Many new mothers may contemplate supplementing or replacing breastfeeding with bottles, and find a wide array of options available in composition, shapes, and sizes.
Bottles may be glass, plastic, or disposable. Recent concerns over BPA or a substance called bis phenol A have led many parents to prefer glass bottles. These are durable and may be sterilized at home. They do, however, pose a risk of breaking or shattering if dropped.
Plastic bottles are widely used and, despite the concerns mentioned above, are considered safe. They are light-weight and strong, though not as durable as glass.
Disposable bottles come with a sterilized liner that is thrown away after use, making clean-up easy. These do tend to be somewhat more expensive, and less environmentally sound.

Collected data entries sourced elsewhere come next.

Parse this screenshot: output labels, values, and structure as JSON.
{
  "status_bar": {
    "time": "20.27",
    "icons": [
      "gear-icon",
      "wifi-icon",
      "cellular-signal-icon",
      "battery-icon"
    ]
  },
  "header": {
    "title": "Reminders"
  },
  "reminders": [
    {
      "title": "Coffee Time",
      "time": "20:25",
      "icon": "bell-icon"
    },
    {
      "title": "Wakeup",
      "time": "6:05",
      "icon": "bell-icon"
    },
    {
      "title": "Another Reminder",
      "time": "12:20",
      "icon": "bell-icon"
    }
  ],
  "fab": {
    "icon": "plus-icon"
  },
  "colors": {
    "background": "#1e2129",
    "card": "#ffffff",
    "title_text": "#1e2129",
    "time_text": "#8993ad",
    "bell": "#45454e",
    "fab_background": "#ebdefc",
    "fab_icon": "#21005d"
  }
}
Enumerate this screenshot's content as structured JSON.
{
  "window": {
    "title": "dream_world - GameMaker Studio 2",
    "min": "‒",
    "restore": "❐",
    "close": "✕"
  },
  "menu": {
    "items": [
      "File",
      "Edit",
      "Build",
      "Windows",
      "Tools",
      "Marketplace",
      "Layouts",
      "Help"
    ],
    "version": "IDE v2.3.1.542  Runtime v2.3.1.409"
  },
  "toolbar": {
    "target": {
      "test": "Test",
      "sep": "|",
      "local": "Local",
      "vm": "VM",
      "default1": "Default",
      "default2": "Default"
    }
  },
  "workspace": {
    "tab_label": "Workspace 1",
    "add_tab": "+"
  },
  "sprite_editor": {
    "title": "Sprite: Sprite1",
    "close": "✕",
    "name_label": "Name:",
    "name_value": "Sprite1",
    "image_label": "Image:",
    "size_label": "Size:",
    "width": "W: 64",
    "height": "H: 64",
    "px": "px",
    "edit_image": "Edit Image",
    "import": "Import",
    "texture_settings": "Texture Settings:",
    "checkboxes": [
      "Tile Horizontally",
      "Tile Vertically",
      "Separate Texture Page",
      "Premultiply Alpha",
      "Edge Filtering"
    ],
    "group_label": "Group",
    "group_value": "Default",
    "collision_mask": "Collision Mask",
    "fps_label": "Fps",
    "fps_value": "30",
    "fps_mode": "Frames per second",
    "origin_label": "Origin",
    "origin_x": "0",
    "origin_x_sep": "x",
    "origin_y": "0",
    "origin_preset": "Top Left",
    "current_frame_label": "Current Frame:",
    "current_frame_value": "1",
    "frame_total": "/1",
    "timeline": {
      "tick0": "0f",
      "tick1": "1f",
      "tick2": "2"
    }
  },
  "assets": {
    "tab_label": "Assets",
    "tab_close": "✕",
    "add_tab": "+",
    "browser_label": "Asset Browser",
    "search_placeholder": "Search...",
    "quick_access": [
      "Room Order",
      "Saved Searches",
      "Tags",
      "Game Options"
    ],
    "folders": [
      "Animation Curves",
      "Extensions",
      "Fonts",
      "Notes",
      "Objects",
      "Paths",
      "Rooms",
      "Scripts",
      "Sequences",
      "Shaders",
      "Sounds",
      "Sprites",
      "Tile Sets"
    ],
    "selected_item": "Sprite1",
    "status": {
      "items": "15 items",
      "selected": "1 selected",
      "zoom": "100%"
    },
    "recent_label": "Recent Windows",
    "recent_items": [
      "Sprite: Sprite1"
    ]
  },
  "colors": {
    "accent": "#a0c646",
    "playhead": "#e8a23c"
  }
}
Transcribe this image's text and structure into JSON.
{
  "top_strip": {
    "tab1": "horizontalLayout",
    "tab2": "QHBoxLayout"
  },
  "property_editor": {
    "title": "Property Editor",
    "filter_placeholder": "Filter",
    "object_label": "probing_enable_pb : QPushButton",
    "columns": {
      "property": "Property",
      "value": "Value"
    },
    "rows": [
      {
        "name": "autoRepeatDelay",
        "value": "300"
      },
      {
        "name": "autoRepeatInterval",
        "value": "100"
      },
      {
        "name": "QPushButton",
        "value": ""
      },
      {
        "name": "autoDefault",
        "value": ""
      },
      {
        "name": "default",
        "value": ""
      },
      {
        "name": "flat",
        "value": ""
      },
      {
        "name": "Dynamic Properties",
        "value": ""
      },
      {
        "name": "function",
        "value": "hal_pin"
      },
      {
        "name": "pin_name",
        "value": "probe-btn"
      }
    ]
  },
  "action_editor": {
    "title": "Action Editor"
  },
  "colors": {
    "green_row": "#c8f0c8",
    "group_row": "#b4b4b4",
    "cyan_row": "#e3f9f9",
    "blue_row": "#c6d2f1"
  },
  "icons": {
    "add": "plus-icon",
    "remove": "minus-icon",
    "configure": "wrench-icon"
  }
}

Some bottles are specifically designed to minimize occurrences of the baby swallowing air. The collapsible liners in disposable bottles, or bottles with vents or angles, are helpful, as are anti-vacuum nipples.
The shape and composition of nipples, like bottles, is also varied . Nipples are made of either latex or silicone, each having its pros and cons. Latex is softer and sometimes preferred by newborns, but parents may have concerns with latex intolerance and opt for silicone instead. Silicone nipples are more firm and tend to last longer. Newborns require slower flow nipples, and the size of the nipple hole can increase with baby's appetite. Nipple shapes differ, too: some nipples are designated "Orthodontic" or specifically for premature babies.
Even the most informed, careful choice by new parents in choosing their baby's first bottle ultimately comes down to what the baby prefers! It may be helpful to have a sampling of different types of bottles and nipples on hand, and once baby has made up her mind, the parents can put their research to good use.